Clinical Trials with Early PI3K Inhibitors in R/R FL and MZL


Expert hematologist/oncologists discuss the use of early PI3K inhibitors in the management of R/R follicular lymphoma (FL) and MZL (marginal zone lymphoma).

Jason M. Melear, MD: A good place to start would be with the agents that have been out for some time and have already been approved. Idelalisib is, of course, the initial 1 we discussed. Duvelisib and copanlisib have also been approved for follicular lymphoma in the last couple of years. You are involved in the trials for a lot of these agents. What’s your general thought process? Maybe we can go through the data of these trials and look at those 3 agents and what got them approved or their follow-up process. We could probably start with idelalisib, the first agent; we have had that agent for over 6 or 7 years. That was a PI3K delta inhibitor that came out several years ago for follicular lymphomas and CLL [chronic lymphocytic leukemia].

Ian W. Flinn, MD, PhD: Idelalisib was an exciting drug to work on. It was the first in its class. As I said, it inhibits the delta isoforms. We were specifically working with the hypothesis that we’re not getting the off-target toxicities. We will talk about it in a little bit. If you inhibit the alpha isoform, you can get problems with glucose metabolism and high blood sugars. Perhaps, when inhibiting the gamma isoform, you will run into problems with T-cell function. The thought of purely inhibiting the delta isoform was of great interest. That entered into a phase 1 clinical trial; I remember doing the original phase 1 trial with that drug. Even at the lowest doses, we saw efficacy across an array of lymphoid malignancies and B-cell malignancies. That was quite exciting, but in the mouse models that were done prior to the development of any of these drugs, the knockout model showed that there’s a problem with autoimmunity. The mice who have a G knockout of the delta isoform of the PI3K develop a colitis, and that was seen with idelalisib. 

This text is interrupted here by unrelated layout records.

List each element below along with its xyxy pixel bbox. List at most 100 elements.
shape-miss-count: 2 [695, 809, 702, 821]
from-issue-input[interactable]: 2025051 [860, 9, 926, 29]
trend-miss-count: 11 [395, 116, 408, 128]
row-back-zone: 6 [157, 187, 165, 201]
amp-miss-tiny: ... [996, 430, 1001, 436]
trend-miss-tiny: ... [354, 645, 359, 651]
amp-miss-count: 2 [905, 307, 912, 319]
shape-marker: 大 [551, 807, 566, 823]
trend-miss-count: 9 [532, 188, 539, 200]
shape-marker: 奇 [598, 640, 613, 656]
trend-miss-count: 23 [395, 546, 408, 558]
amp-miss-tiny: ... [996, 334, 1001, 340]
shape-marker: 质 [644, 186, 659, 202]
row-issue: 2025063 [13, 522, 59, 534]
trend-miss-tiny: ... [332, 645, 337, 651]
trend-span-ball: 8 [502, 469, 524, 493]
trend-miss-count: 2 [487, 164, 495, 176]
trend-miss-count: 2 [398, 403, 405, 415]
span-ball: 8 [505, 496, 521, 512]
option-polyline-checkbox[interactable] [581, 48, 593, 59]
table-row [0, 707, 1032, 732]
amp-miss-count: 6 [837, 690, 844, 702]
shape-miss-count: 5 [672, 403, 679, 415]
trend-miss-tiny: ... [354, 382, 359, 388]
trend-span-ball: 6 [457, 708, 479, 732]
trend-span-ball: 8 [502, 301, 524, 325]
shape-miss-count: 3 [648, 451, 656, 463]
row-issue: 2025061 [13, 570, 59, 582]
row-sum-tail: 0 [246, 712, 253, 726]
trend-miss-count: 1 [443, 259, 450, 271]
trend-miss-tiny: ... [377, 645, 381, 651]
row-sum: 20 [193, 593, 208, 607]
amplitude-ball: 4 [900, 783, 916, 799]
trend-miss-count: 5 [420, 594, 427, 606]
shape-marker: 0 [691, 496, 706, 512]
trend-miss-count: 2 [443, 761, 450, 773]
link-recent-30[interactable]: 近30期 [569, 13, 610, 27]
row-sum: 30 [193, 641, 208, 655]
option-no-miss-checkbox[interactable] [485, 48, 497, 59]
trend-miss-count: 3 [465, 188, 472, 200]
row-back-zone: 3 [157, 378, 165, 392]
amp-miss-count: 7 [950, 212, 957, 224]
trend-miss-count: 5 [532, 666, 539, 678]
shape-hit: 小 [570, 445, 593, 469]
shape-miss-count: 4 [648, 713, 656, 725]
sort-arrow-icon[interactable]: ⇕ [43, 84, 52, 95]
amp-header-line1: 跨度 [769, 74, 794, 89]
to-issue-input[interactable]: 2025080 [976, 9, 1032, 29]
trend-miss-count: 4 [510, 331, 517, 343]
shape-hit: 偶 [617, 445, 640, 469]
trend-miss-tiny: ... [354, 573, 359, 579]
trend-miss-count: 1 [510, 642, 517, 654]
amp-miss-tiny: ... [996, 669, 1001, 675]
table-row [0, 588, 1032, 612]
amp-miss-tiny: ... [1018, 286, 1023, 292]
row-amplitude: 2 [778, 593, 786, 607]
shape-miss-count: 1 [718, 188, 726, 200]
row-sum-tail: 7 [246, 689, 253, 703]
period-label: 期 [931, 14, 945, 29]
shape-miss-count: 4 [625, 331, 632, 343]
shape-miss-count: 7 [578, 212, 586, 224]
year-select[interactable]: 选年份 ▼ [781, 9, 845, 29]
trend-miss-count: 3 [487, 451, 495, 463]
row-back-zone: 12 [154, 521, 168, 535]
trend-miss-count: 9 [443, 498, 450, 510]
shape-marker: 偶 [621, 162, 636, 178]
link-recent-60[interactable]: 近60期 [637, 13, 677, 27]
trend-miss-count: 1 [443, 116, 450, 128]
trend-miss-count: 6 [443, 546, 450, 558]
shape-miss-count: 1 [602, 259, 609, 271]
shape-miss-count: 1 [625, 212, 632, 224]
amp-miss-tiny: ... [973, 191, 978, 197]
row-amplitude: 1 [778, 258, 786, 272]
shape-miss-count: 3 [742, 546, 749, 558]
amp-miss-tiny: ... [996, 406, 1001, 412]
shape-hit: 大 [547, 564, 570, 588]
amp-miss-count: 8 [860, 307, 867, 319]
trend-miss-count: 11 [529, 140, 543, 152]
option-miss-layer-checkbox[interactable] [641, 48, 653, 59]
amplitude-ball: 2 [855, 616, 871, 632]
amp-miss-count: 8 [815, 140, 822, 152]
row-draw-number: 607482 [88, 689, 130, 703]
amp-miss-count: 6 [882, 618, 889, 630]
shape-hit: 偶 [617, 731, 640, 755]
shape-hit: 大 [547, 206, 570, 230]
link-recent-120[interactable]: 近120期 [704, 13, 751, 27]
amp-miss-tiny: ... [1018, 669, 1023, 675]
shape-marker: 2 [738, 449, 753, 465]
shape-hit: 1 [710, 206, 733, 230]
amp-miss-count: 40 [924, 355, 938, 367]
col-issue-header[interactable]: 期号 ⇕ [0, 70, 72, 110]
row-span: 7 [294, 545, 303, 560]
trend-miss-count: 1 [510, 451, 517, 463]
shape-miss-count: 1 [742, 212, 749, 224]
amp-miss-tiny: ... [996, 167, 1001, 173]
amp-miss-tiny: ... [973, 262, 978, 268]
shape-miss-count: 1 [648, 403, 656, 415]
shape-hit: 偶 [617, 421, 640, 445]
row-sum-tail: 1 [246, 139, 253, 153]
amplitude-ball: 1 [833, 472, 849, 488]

Thankfully, such effects do not occur until patients have been on the drug for a while. Usually a late event occurs, but you can get an autoimmune colitis with that. It may often need the same therapies that treat an inflammatory bowel disease, such as oral steroids and things like that. A lot of times, it goes away if you pause the drug. Still, it was an important finding. The other issue we found, early in the development of idelalisib, was a hepatitis that occurred. Patients had an increase in their transaminitis. That was usually very early on, somewhere between 2 and 10 weeks; patients could get an increase in their LFTs [liver function tests]. The good thing is that, while that issue needs to be dealt with by the doctor, the patients did not know that was going on. They did not feel bad with it. You held the drug and you could get the LFTs to calm down. You could usually restart the drug without a lot of difficulty, so that could be overcome.

The bigger issue is the later events that happened with the colitis. That ultimately went into a pivotal phase 2 trial that showed that you can get durable remissions. Approximately half the patients will respond; perhaps a little more than half the patients will respond. You can get durable remissions and progression-free survival for about a year. The long-term fall from that study continues to show that. That is an important part of our armamentarium. I’m curious, Jason, have you used idelalisib? What’s your experience with it?

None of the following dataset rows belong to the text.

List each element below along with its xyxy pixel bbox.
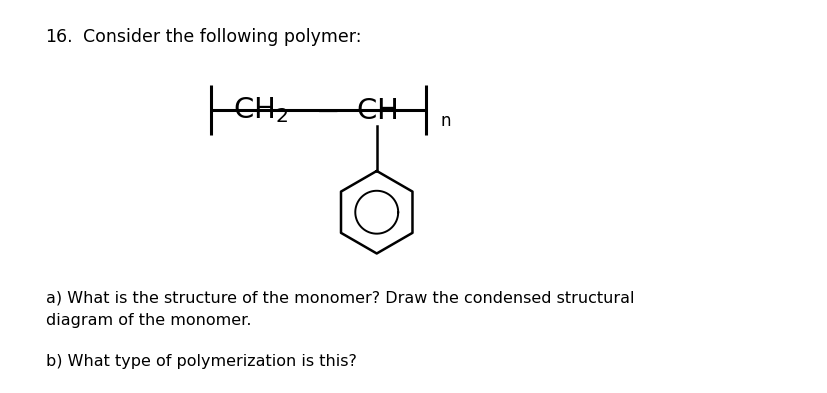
Text: a) What is the structure of the monomer? Draw the condensed structural
diagram o: a) What is the structure of the monomer?…	[45, 291, 633, 328]
Text: b) What type of polymerization is this?: b) What type of polymerization is this?	[45, 354, 356, 369]
Text: 16.: 16.	[45, 28, 73, 46]
Text: Consider the following polymer:: Consider the following polymer:	[83, 28, 361, 46]
Text: $\mathrm{CH}$: $\mathrm{CH}$	[356, 95, 397, 125]
Text: $\mathrm{-}$: $\mathrm{-}$	[315, 95, 338, 125]
Text: $\mathrm{CH_2}$: $\mathrm{CH_2}$	[233, 95, 288, 125]
Text: $\mathrm{n}$: $\mathrm{n}$	[439, 112, 451, 130]
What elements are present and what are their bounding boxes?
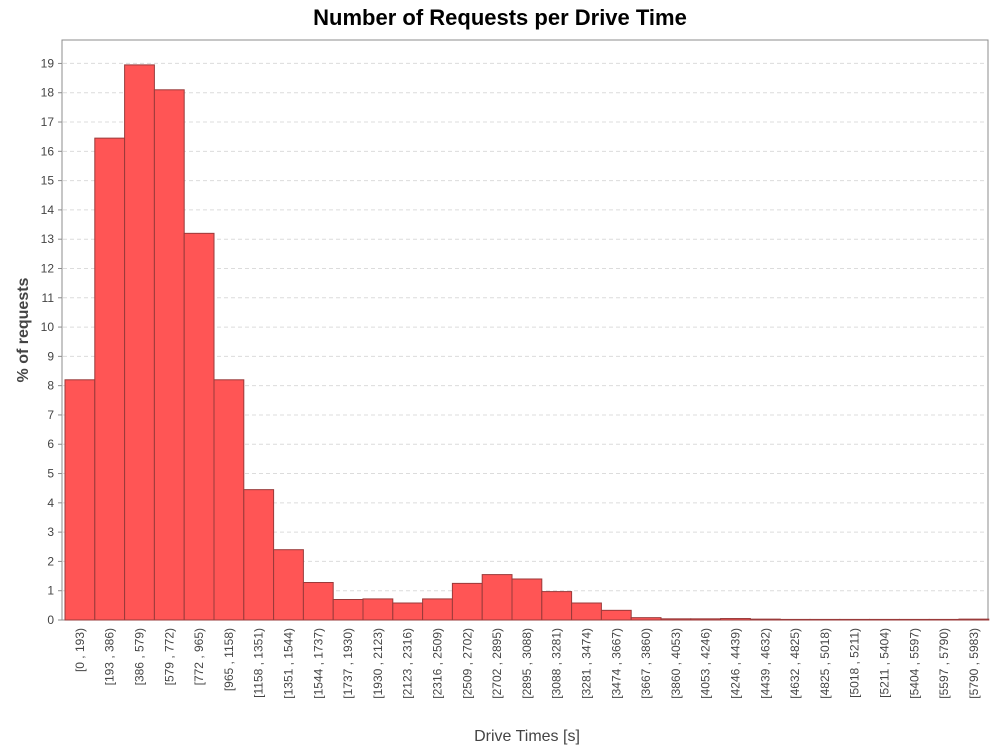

Jason M. Melear, MD: My experience was pretty good with idelalisib. We had it in trials and even back in the CAL-101 days. We had patients who had multiple treatments go into nice remission with that agent. There was no question about it. It was a very exciting agent, but as you stated, the biggest issue was colitis, which could be significant. Some patients experienced multiple stools a day; we had to put them on steroids. It’s an agent that I had been using until recently. We had some familiarity with it. Certainly, we cannot have issues with the patients, especially since colitis could come on months down the road after they’re doing quite well. With G-abnormalities, as you’ve said, usually the patients don’t know about it: You discontinue it; it gets better. It’s not usually a huge issue. We did see some issues with infections, especially with hepatitis C and hepatitis B reactivations. We especially had it in some early line studies. In the first-line studies, 1 thing that came out of those 2 was it seemed like patients may even do worse the earlier you put it in, because they may experience more issues with immunosuppression, autoimmunity, and more LFT abnormalities. Those trials didn’t get approval there with combinations up front. But overall, it’s something I have been using for patients with multiple relapses, and they have had some really good responses to it.

Ian W. Flinn, MD, PhD: It was a unique finding, the concept that the earlier in the line of therapy that idelalisib was used, you would sometimes get more events. It’s almost a more incompetent immune system. There were problems with that. Others have looked at why that might be. It looks like it has to do with effects on T-regulatory cells. By deleting T-regulatory cells, you get more immune events. There is this balance between immunity and immunosuppression that’s important with these drugs.

This transcript has been edited for clarity.